FallGirl, I’m glad you brought this up. I also read a lot of finance boards and this is not mentioned enough. It is one thing to plan for retirement for two — and a whole different game after the death of one of the spouses.
I’m spending more for one than I had estimated we would pay for two of us. On the one hand, I am traveling a great deal (and more than he wanted to). On the other hand, I’m paying more for things around the house — repairs and yard work.
Any I’m trying to help the kids more whether it’s treats, or plane tickets to see me, and other things that make their lives easier.

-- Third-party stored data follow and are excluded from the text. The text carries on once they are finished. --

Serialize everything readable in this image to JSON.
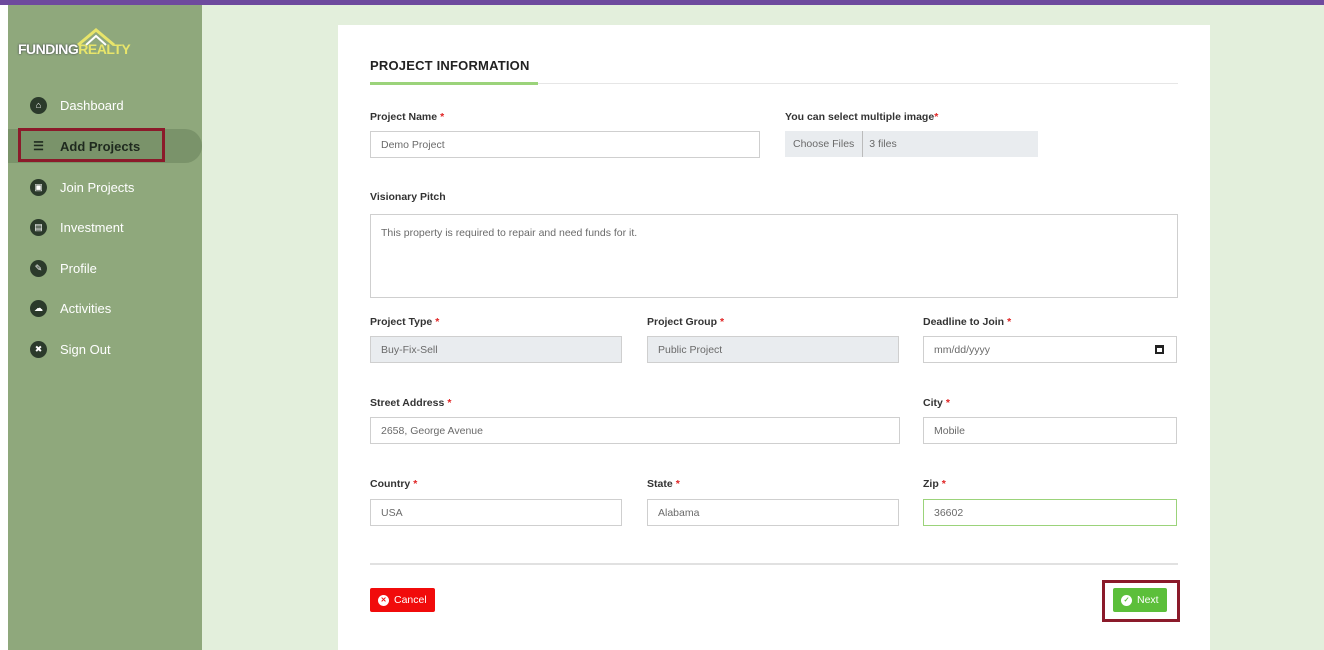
{
  "brand": {
    "part1": "FUNDING",
    "part2": "REALTY"
  },
  "sidebar": {
    "items": [
      {
        "label": "Dashboard",
        "icon": "home-icon",
        "glyph": "⌂"
      },
      {
        "label": "Add Projects",
        "icon": "list-icon",
        "glyph": "☰"
      },
      {
        "label": "Join Projects",
        "icon": "id-card-icon",
        "glyph": "▣"
      },
      {
        "label": "Investment",
        "icon": "book-icon",
        "glyph": "▤"
      },
      {
        "label": "Profile",
        "icon": "pencil-icon",
        "glyph": "✎"
      },
      {
        "label": "Activities",
        "icon": "cloud-icon",
        "glyph": "☁"
      },
      {
        "label": "Sign Out",
        "icon": "times-circle-icon",
        "glyph": "✖"
      }
    ],
    "active_index": 1
  },
  "form": {
    "section_title": "PROJECT INFORMATION",
    "project_name": {
      "label": "Project Name",
      "value": "Demo Project"
    },
    "images": {
      "label": "You can select multiple image",
      "button": "Choose Files",
      "count": "3 files"
    },
    "pitch": {
      "label": "Visionary Pitch",
      "value": "This property is required to repair and need funds for it."
    },
    "project_type": {
      "label": "Project Type",
      "value": "Buy-Fix-Sell"
    },
    "project_group": {
      "label": "Project Group",
      "value": "Public Project"
    },
    "deadline": {
      "label": "Deadline to Join",
      "placeholder": "mm/dd/yyyy"
    },
    "street": {
      "label": "Street Address",
      "value": "2658, George Avenue"
    },
    "city": {
      "label": "City",
      "value": "Mobile"
    },
    "country": {
      "label": "Country",
      "value": "USA"
    },
    "state": {
      "label": "State",
      "value": "Alabama"
    },
    "zip": {
      "label": "Zip",
      "value": "36602"
    },
    "required_mark": "*"
  },
  "buttons": {
    "cancel": "Cancel",
    "next": "Next"
  },
  "colors": {
    "sidebar": "#8fa87c",
    "accent_green": "#5cbf3a",
    "danger": "#f10b0b",
    "highlight": "#8b1a2a"
  }
}
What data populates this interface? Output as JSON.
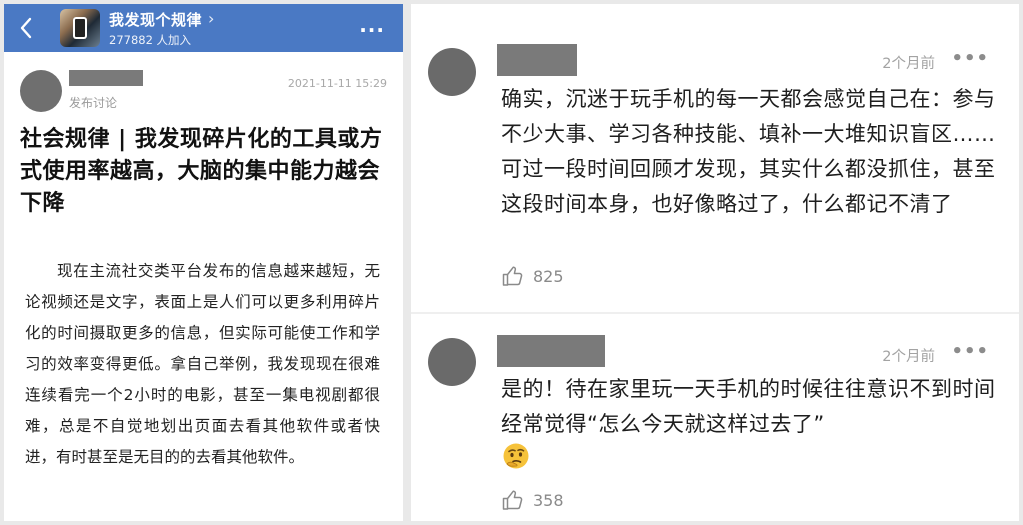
{
  "group": {
    "name": "我发现个规律",
    "members": "277882 人加入"
  },
  "post": {
    "tag": "发布讨论",
    "time": "2021-11-11 15:29",
    "title": "社会规律 | 我发现碎片化的工具或方式使用率越高，大脑的集中能力越会下降",
    "body": "现在主流社交类平台发布的信息越来越短，无论视频还是文字，表面上是人们可以更多利用碎片化的时间摄取更多的信息，但实际可能使工作和学习的效率变得更低。拿自己举例，我发现现在很难连续看完一个2小时的电影，甚至一集电视剧都很难，总是不自觉地划出页面去看其他软件或者快进，有时甚至是无目的的去看其他软件。"
  },
  "comments": [
    {
      "time": "2个月前",
      "text": "确实，沉迷于玩手机的每一天都会感觉自己在：参与不少大事、学习各种技能、填补一大堆知识盲区……可过一段时间回顾才发现，其实什么都没抓住，甚至这段时间本身，也好像略过了，什么都记不清了",
      "likes": "825"
    },
    {
      "time": "2个月前",
      "text": "是的！待在家里玩一天手机的时候往往意识不到时间 经常觉得“怎么今天就这样过去了”",
      "emoji": "thinking-face-icon",
      "likes": "358"
    }
  ]
}
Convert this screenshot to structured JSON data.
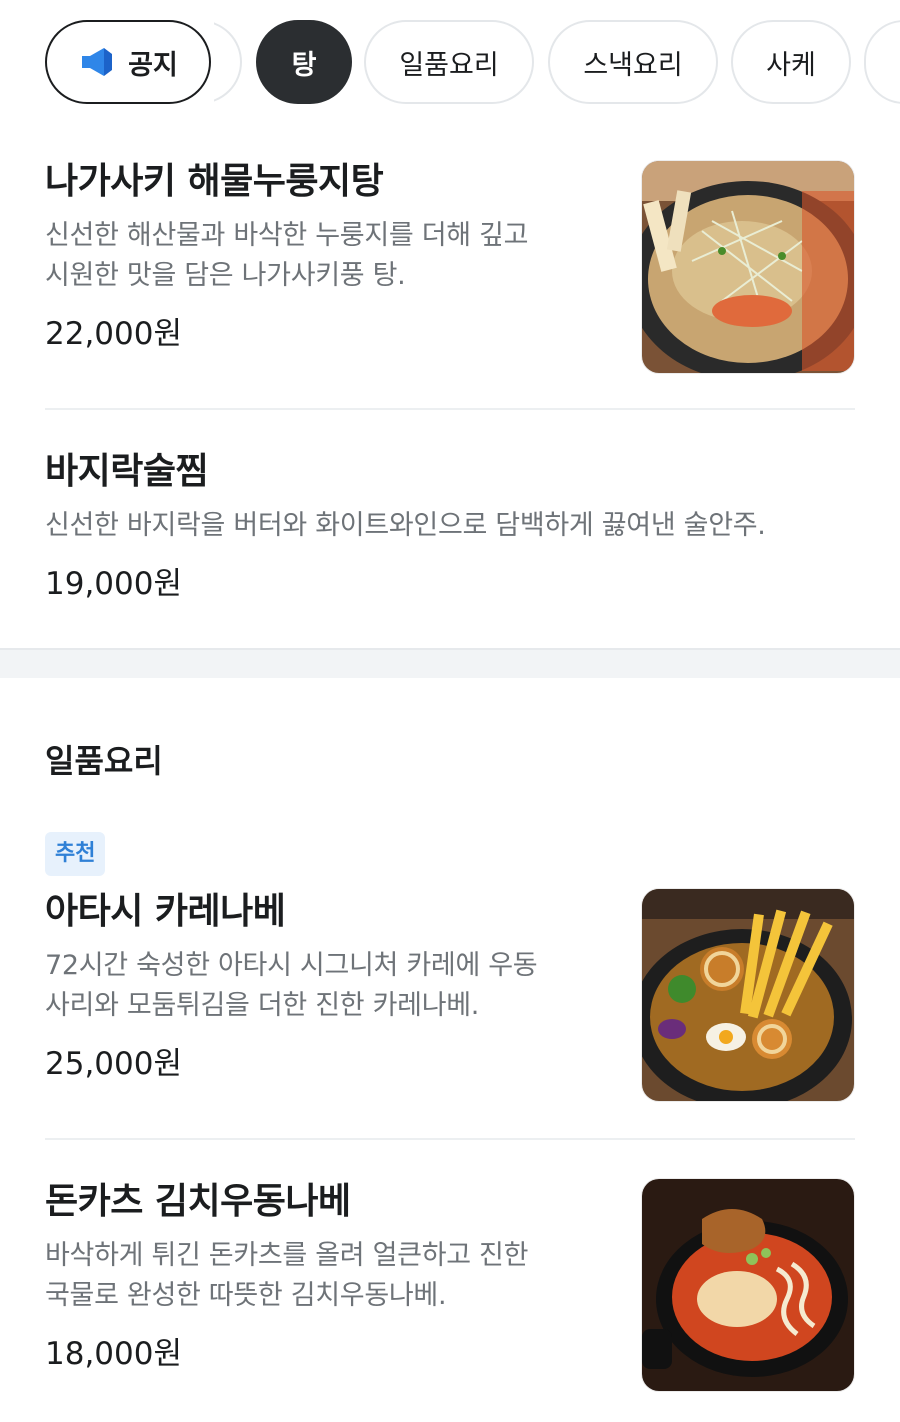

When we (my CPA — another expense!) do the 2025 taxes, I’ll have a new understanding of paying taxes single rather than jointly. That’s the next mental exercise I’m expecting to deal with.
I don’t know if you have any interest in learning how to file your own taxes, but if you do, you could retain the CPA to file this year’s taxes, but also purchase TurboTax and see if you could produce the same bottom line that the CPA does. This is an admitted waste of $50 for TurboTax this year, but it might give you the confidence to file your own taxes going forward.